CW: HP trennt sich bis 2007 von 1500 Mitarbeitern, das sind fast 20 Prozent der Belegschaft. Die Restrukturierungen dauern nun schon seit der Compaq-Übernahme an. Wie lange hält ein Unternehmen und dessen Belegschaft, eigentlich solche Schmerzen aus?

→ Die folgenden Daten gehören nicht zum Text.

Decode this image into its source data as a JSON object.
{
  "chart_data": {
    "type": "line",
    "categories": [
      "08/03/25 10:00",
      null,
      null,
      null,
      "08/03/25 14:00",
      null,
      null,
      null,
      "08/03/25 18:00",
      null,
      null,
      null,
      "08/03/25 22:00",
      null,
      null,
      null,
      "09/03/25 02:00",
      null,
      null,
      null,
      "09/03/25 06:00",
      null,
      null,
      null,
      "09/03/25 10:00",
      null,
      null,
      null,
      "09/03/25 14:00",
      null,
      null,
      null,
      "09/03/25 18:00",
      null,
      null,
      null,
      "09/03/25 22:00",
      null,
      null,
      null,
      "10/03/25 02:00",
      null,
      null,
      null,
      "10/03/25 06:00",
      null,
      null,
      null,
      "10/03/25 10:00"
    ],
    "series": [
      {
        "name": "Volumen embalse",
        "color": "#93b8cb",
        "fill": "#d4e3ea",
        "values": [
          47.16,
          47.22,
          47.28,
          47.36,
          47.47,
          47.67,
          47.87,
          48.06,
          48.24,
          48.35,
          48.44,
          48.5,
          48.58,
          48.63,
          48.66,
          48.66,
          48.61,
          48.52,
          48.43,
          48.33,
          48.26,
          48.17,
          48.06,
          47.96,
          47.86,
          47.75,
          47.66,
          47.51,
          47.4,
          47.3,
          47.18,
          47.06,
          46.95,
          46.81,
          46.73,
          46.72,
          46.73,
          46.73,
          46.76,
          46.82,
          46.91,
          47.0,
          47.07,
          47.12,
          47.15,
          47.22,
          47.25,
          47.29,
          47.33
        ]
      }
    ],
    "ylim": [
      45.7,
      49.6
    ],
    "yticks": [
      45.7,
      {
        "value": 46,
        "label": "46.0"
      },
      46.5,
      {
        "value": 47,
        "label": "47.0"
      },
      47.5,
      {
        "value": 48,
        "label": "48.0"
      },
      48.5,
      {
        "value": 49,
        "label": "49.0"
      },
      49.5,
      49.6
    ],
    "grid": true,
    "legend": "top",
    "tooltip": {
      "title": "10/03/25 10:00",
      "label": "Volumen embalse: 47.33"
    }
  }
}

HOLDENRIED: Eigentlich wäre es besser, einmal getroffene Restrukturierungsentscheidungen schnell umzusetzen. In Deutschland ist ein solches Vorgehen - anders als etwa in den USA - aufgrund der gesetzlichen Bestimmungen und der Rahmenbedingungen nicht möglich. Wir können im IT-Markt nur erfolgreich agieren, wenn wir hunderprozentig topfit sind - das gilt für Deutschland und weltweit. Dazu gehört auch der Stellenabbau, der uns alles andere als leicht fällt. Aber bei Restrukturierungen kommt es darauf an, sie richtig umzusetzen. Das muss mit Respekt vor den Mitarbeitern und entsprechenden Angeboten geschehen. Darauf legen wir Wert.

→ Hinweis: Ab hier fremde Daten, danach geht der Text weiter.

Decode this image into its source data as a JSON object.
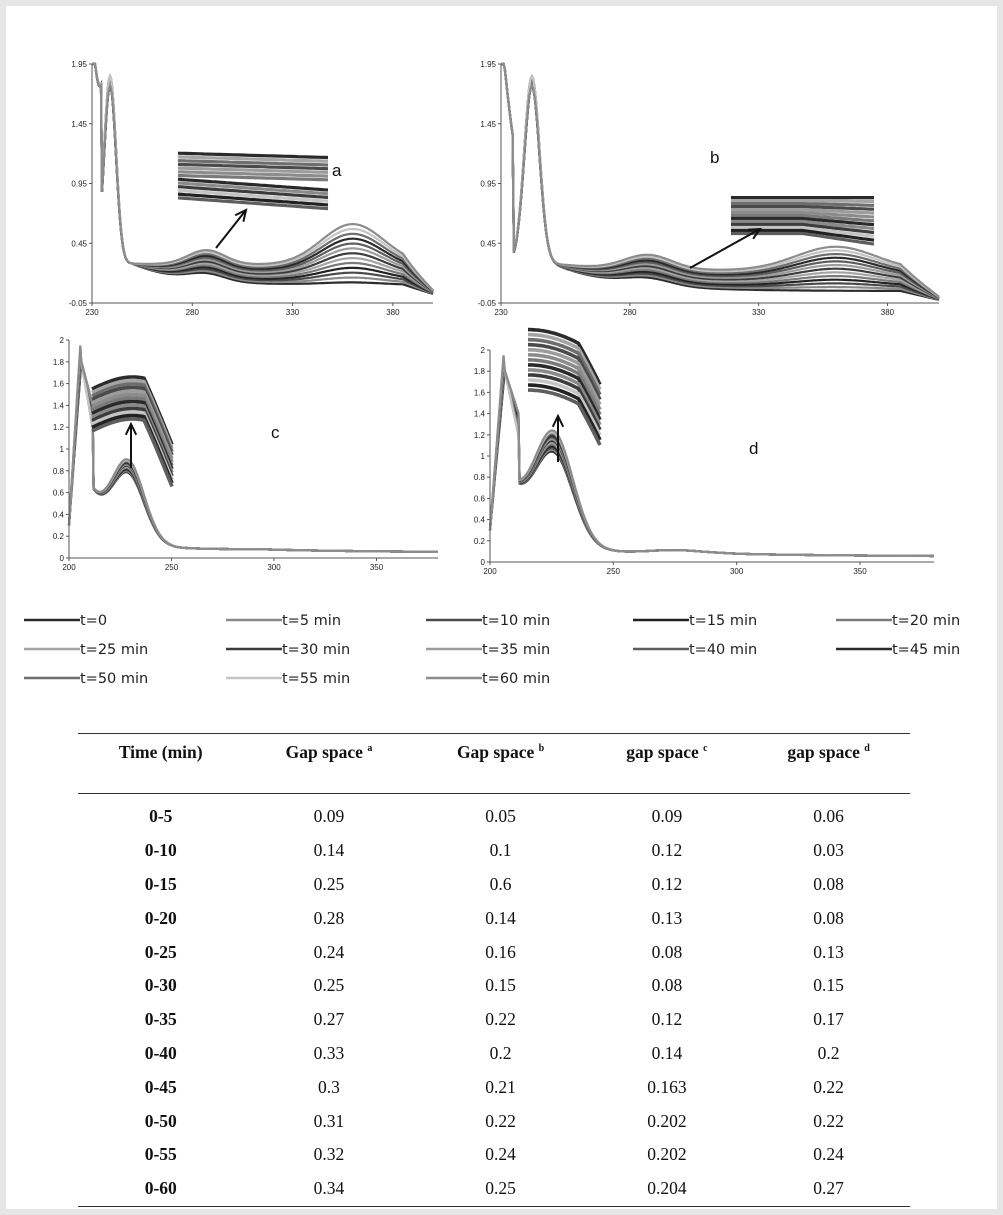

CW: Aber mal auf die konkrete Situation gesehen: Viele Kunden befürchten bei den massiven Entlassungen, dass darunter der Service leiden wird. Teile desselben werden ja nach Sofia in Bulgarien in ein Service-Center ausgelagert. Da fragen sich Kunden natürlich, ob HP die gewohnte Qualität beim Service noch aufrechterhalten kann oder ob es das Unternehmen - insbesondere bei proprietären Architekturen wie VMS, Alpha etc., deren Lebenszyklus zu Ende geht - nicht als lässlich hinnimmt, wenn der Service leidet.

HOLDENRIED: Wir sind für unsere Kunden ein verlässlicher Partner. Dafür steht HP. Tatsache ist, dass bei allen Veränderungen die Einhaltung und die Lieferqualität bestehender Servicevereinbarungen sichergestellt sind.